Ah, like that $532M Punk wash trade that was clearly visible on-chain?[1] I guess we'll never know if it was real or fake.

[1] https://decrypt.co/84756/no-someone-didnt-really-pay-532-mil...



Please explain your comment for the rest is us. Was that a sarcastic "it really happened because it made it to the chain" or a "we'll never know whether value was exchanged from one person to another because the owner of both wallets could be the same person" - or both, neither or?


Commenter said "there's no way to distinguish fake wash trades from real ones" and I showed a case where a wash trade was, to anybody looking at it, very obviously fake.

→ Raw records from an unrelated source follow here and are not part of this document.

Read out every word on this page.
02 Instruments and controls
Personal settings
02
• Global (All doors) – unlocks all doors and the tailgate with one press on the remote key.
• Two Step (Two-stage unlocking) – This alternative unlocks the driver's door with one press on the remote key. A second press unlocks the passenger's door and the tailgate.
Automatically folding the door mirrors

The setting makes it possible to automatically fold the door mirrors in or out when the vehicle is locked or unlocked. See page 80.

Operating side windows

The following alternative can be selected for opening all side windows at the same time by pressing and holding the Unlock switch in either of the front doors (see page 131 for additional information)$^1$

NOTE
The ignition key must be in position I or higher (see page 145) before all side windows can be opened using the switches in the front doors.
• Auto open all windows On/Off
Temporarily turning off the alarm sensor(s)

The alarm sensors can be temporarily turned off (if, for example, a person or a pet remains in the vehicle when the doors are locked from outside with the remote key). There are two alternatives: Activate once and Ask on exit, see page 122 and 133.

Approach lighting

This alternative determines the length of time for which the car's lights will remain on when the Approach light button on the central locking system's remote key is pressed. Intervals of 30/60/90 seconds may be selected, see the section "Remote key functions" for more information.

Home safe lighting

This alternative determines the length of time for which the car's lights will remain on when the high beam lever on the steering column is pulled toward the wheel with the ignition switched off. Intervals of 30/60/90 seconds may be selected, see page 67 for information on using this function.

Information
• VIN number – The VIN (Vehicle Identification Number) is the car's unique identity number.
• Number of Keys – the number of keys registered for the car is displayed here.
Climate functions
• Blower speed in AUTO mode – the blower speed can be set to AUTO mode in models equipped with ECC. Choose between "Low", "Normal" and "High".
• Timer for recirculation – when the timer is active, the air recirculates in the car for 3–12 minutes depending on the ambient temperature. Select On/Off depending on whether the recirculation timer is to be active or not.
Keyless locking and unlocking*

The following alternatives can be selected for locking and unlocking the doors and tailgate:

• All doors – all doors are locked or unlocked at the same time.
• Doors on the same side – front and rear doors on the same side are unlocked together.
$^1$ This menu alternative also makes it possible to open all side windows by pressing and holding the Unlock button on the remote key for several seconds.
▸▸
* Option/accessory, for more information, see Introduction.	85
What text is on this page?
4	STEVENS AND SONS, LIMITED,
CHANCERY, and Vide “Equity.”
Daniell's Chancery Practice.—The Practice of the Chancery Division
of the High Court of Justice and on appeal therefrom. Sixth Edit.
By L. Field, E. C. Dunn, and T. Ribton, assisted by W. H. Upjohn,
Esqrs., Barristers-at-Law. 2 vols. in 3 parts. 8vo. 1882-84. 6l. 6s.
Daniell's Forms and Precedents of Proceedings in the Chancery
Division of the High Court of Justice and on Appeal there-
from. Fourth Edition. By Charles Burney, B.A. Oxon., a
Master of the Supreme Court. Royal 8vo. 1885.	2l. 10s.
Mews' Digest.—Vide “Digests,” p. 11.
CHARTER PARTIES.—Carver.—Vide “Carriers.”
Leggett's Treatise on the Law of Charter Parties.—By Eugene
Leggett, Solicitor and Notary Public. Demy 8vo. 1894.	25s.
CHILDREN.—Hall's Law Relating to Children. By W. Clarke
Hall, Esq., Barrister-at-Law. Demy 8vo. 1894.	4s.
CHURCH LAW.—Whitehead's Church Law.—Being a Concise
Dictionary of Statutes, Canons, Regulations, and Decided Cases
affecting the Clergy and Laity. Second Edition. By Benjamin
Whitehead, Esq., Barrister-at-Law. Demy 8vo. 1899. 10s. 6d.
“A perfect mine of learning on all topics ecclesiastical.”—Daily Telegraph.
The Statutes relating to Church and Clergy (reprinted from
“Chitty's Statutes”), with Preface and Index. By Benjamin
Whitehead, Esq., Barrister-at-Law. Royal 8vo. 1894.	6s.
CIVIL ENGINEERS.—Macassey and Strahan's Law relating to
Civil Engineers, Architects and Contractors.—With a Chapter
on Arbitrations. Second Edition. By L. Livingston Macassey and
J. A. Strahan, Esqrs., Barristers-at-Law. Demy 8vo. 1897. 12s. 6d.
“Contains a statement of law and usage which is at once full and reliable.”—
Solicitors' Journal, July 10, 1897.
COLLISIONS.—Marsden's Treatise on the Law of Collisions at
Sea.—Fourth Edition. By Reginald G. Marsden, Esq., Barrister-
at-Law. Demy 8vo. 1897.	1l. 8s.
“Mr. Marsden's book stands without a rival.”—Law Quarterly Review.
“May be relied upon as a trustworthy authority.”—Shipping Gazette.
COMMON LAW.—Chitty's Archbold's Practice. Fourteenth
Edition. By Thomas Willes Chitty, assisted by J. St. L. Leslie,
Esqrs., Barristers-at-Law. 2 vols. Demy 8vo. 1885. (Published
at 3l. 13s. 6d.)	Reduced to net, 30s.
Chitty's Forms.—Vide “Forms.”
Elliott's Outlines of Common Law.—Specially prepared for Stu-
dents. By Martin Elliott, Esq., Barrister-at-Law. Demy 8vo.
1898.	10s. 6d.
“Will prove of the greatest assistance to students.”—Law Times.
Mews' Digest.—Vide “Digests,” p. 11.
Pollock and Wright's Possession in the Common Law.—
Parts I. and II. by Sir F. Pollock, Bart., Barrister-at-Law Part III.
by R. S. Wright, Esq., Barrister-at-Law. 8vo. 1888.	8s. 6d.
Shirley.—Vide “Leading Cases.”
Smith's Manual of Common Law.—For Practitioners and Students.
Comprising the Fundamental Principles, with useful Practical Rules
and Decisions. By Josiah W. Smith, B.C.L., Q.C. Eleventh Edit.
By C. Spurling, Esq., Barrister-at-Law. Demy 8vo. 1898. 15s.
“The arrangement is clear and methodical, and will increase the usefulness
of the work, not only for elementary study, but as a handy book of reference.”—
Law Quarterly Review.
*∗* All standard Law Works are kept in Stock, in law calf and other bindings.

I agree with the other part of the comment. Blockchains do not track "persons" but "wallets" and so metrics like "number of users" will not be accurate. But it is not accurate to imply that it is impossible to recognize wash trades. In many cases they are very obvious, and even can be automatically flagged. In other cases - like with CEX mixers - only the authorities can detect the fraud.


OP probably meant fake wash trades and real non-wash trade ones, not fake and nonfake wash trades


The flash loan trade was a wash trade, obviously “fake.” Other wash trades are also - very often - obvious because the blockchain is transparent and easily analizable.


How can we tell that the buyer and the seller are two different people in real life?